Note [63] page 18. The pains of love were a frequent theme with Bembo, and are elaborately set forth in his Gli Asolani. Quite untranslatable into English, his play upon the words amore (love) and amaro (bitter) is at least as old as Plautus’s Trinummus.

Note [64] page 22. Ippolito d'Este, (born 1479; died 1520), was the third son of Duke Ercole I of Ferrara (see note [203]) and Eleanora of Aragon (see note 399). At the instance of his maternal aunt Beatrice’s husband, King Matthias Corvinus of Hungary (see note [395]), he was given the rich archbishopric of Strigonio, to which was attached the primacy of that country, and made the journey thither as a mere boy. In 1493 Alexander VI made him a cardinal. Soon after the death of his sister Beatrice, her husband Duke Ludovico Sforza of Milan gave him the vacant archbishopric of that city, and the same year (1497) he exchanged the Hungarian primacy, with its burdensome requirement of foreign residence, for the bishopric of Agria in Crete. In 1502 he was made Archbishop of Capua in the kingdom of Naples, but bestowed the revenues of the see upon his widowed and impoverished aunt, the ex-Queen of Hungary, and a little later was made Bishop of Ferrara,—all before reaching the age of twenty-four years. He was also Bishop of Modena and Abbot of Pomposa. During his brother’s reign at Ferrara, the young cardinal took an active part in public affairs, several times governing in the duke’s absence, and showing brilliant capacities for military command. After the accession of Leo X, he resided chiefly at Rome, where he was always a conspicuous figure and carefully guarded his brother’s interests. He was a friend and protector of Leonardo da Vinci, and maintained Ariosto in his service from 1503 to 1517. A prelate only in name, regarding his many ecclesiastical offices merely as a source of wealth, he united the faults and vices to the grace and culture of his time.

Note [65] page 26. Berto was probably one of the many buffoons about the papal court in the time of Julius II and Leo X. He is again mentioned in the text (page 128) for his powers of mimicry, etc.

MATTHIAS CORVINUS OF HUNGARY
1443-1490

Much enlarged from a cast, courteously furnished by the Austrian authorities, of an anonymous medal in the Imperial Museum at Vienna (Armand’s Les Médailleurs Italiens, ii, 82, no. 9).
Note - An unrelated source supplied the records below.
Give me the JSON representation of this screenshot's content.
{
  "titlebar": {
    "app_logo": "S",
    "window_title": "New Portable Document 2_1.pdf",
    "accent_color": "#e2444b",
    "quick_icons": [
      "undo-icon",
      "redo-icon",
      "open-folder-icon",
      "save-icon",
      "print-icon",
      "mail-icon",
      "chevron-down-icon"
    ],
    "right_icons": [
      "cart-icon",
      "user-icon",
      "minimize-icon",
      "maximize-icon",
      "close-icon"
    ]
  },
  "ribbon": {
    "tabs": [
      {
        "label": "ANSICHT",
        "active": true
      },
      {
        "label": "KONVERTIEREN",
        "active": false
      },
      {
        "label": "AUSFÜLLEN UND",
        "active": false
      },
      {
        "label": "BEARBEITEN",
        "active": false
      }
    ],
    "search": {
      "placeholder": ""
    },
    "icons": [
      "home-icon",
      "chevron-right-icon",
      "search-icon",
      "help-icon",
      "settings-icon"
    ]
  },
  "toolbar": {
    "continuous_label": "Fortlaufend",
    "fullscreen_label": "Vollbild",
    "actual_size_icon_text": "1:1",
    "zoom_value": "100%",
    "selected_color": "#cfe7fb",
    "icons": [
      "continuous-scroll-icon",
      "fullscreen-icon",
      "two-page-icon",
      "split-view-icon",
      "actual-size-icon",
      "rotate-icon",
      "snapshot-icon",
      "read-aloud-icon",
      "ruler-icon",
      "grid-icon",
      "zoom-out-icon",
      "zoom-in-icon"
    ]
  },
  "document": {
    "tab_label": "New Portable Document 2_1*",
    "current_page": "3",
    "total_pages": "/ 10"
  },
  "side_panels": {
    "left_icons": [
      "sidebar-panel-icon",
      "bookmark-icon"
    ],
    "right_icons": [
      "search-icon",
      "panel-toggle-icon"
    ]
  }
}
See note 395.

Note [66] page 26. This “brave lady” is by some identified as the famous Caterina Sforza, a natural daughter of Duke Galeazzo Maria Sforza of Milan, who by the last of her three husbands became the mother of the even more famous condottiere Giovanni de' Medici delle Bande Nere. She was born in 1462, and died in 1509 after a life of singular vicissitudes. For an extraordinary story of her courage, see Dennistoun’s “Memoirs of the Dukes of Urbino,” i, 292.

The “one whom I will not name at present” is supposed to have been a certain brave soldier of fortune, Gaspar Sanseverino, who is often mentioned as “Captain Fracassa,” and was a brother of the Galeazzo Sanseverino who appears a little later in The Courtier (see page [34] and note [72]).

Note [67] page 28. The philosopher in question has been variously identified as Democritus and Empedocles.

Note [68] page 30. In Charles V's romantic plan for deciding by single combat his rivalry with Francis I, Castiglione was selected as his second, but declined to violate diplomatic proprieties by accepting the offer,—being at the time papal envoy at Charles’s court.